La signature sous le titre indique ÖztürkJournaliste, confirmant son rôle de journaliste, et l’article le désigne également comme ChroniqueurVI. « Ik verkeer in dubio », écrit-il, indiquant qu’il est dans le doute. La nouvelle lui a donné un sentiment de teleurstelling, ou déception.
Il soupçonne ne pas être le seul à partager ce point de vue. Sa première pensée, dit‑il, est que Summerville gaspille son talent.
La saison dernière, Summerville a franchi une nouvelle étape dans son développement à West Ham United. Le club anglais a fourni une plateforme pour sa progression.

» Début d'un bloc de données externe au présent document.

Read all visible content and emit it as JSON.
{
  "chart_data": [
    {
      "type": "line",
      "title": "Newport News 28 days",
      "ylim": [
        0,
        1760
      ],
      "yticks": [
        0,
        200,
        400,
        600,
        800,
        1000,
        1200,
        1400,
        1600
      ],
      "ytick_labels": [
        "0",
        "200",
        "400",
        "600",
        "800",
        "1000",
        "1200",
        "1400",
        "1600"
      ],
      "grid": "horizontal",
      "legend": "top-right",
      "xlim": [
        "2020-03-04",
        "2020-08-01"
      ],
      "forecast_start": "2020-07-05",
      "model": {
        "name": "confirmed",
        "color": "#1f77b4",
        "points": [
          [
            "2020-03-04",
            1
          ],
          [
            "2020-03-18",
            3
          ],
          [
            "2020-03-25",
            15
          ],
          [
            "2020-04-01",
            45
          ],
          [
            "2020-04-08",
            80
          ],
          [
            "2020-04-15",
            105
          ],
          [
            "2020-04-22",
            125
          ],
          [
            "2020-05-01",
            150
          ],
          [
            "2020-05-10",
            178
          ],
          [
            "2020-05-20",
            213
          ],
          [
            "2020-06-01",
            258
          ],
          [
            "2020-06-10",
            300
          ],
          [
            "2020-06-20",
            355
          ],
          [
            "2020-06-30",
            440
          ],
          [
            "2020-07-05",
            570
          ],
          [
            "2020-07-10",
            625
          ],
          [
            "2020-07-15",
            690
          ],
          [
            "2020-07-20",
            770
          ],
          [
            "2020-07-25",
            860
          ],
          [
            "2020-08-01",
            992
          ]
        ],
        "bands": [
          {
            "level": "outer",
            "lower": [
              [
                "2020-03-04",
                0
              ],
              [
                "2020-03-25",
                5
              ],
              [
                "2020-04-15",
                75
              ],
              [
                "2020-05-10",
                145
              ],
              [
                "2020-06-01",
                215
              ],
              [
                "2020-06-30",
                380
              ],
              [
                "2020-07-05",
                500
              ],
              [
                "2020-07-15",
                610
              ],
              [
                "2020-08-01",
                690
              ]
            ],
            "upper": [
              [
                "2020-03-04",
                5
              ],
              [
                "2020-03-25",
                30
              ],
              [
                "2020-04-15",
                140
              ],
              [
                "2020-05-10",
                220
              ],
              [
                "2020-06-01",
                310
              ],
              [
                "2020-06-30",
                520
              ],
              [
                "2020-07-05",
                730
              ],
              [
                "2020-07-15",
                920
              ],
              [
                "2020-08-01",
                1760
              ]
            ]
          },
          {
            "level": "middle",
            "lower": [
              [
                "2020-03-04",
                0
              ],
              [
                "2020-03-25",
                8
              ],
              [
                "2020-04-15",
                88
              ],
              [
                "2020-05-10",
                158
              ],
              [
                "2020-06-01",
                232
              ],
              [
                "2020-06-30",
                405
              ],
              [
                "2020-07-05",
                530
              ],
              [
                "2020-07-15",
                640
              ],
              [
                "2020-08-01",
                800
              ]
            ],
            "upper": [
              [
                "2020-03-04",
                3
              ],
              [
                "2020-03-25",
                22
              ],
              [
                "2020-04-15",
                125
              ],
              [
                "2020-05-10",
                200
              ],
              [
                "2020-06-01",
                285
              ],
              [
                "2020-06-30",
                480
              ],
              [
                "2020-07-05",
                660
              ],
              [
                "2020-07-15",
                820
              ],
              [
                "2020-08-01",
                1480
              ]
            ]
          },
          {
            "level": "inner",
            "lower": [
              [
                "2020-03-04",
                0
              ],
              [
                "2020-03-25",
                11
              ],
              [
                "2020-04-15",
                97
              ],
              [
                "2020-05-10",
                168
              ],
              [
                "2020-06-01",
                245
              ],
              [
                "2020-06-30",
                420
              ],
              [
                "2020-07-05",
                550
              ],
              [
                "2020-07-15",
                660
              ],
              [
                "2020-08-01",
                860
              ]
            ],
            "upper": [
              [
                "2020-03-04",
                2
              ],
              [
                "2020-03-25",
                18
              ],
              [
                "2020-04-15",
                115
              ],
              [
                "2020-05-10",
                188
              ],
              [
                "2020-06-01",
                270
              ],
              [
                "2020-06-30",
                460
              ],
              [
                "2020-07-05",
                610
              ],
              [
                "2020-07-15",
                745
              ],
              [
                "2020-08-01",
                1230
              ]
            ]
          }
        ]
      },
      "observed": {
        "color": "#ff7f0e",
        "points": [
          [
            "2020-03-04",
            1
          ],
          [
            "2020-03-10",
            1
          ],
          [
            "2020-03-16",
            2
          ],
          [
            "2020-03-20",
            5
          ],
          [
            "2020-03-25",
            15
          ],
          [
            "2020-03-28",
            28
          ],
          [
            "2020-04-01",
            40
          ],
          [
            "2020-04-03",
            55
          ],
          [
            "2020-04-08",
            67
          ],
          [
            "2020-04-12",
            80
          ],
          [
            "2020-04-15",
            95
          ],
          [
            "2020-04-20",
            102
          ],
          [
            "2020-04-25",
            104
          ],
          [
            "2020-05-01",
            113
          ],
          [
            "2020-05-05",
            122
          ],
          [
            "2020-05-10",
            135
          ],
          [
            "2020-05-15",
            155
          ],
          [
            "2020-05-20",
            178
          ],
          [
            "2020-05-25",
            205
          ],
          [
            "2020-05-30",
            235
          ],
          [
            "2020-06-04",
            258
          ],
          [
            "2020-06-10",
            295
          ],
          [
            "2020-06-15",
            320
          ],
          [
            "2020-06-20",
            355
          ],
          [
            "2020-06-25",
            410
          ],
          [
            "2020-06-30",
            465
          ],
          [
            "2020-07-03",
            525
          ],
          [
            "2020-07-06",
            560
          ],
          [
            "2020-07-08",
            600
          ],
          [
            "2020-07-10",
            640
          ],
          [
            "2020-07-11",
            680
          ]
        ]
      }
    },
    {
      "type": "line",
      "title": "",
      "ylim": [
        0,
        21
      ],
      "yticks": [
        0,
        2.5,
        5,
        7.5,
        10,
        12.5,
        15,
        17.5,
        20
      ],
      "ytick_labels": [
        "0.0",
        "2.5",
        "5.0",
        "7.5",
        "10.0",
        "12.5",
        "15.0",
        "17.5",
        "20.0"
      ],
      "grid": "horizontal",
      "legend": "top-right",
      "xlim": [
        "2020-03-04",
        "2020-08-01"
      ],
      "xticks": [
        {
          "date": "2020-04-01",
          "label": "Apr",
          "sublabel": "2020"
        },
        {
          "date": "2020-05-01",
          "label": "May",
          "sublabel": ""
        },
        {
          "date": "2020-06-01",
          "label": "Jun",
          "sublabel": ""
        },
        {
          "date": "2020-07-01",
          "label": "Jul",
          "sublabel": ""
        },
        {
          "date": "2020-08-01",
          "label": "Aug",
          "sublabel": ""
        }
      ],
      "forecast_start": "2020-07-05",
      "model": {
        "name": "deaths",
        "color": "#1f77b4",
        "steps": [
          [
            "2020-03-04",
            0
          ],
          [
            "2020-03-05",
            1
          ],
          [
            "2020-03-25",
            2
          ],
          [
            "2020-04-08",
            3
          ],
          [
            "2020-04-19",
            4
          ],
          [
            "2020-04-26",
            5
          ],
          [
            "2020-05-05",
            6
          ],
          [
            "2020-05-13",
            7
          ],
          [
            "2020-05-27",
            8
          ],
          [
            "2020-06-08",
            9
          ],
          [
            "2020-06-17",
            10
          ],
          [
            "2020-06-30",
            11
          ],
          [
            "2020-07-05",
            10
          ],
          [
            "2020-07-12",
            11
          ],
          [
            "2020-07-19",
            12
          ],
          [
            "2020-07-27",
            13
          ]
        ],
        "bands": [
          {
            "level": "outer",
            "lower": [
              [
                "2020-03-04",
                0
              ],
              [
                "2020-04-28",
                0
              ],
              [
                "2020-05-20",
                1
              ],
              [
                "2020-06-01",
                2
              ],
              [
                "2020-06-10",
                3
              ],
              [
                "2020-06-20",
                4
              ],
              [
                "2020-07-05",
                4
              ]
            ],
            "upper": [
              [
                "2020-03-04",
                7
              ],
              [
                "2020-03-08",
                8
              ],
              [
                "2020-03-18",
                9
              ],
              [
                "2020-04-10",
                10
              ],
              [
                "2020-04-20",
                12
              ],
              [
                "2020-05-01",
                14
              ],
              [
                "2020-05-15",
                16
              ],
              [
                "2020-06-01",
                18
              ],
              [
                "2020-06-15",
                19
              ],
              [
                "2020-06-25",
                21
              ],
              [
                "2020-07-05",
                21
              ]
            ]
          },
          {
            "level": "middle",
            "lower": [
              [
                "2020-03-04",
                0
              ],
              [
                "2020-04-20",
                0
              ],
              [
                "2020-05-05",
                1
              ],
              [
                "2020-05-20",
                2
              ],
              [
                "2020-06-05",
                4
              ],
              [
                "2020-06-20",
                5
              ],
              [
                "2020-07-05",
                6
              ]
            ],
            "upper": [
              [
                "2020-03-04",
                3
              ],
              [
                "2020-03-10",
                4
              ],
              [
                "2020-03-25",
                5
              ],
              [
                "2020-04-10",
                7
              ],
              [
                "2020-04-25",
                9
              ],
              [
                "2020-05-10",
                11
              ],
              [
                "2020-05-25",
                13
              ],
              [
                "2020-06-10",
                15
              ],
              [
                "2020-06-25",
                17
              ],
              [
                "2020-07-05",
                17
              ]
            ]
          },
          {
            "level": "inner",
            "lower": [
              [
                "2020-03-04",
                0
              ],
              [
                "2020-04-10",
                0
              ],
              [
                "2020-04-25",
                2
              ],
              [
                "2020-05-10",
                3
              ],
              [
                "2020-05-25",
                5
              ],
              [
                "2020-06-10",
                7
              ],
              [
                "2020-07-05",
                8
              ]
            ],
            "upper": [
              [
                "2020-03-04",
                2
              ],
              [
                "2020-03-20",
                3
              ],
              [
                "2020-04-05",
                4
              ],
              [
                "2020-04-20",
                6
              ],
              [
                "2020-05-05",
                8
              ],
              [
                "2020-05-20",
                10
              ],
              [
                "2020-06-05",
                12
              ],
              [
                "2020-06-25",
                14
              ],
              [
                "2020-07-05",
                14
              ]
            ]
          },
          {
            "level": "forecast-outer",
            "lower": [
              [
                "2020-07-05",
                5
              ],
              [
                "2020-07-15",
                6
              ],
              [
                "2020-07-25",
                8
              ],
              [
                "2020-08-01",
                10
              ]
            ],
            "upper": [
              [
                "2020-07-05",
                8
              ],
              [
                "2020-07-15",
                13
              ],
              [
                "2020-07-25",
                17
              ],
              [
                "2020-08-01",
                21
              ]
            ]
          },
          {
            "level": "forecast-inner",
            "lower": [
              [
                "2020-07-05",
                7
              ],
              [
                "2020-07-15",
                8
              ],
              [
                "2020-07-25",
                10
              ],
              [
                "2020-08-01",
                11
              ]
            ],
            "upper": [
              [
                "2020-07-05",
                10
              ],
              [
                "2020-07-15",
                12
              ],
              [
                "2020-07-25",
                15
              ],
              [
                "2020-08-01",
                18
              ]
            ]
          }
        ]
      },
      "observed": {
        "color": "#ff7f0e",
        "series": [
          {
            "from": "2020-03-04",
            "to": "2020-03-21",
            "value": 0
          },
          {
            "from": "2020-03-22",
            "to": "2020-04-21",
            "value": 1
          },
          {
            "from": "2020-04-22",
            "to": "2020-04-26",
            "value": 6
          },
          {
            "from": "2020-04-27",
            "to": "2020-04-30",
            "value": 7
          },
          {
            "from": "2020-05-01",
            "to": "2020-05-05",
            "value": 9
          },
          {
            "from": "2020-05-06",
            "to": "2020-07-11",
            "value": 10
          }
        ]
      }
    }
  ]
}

Sa sélection en équipe nationale néerlandaise et sa participation à la Coupe du monde sont venues naturellement. Ces succès ont souligné son profil en pleine ascension.
La fenêtre de transfert estivale est apparue comme le moment idéal pour un passage dans un grand club européen. Il a suscité l’intérêt d’Aston Villa, de Tottenham Hotspur et de l’AS Roma.
Finalement, Summerville a signé avec Al Hilal. Öztürk compare la compétition à laquelle il rejoint à une « collection de voitures de luxe ».
La chronique a été publiée dans le hebdomadaire VI.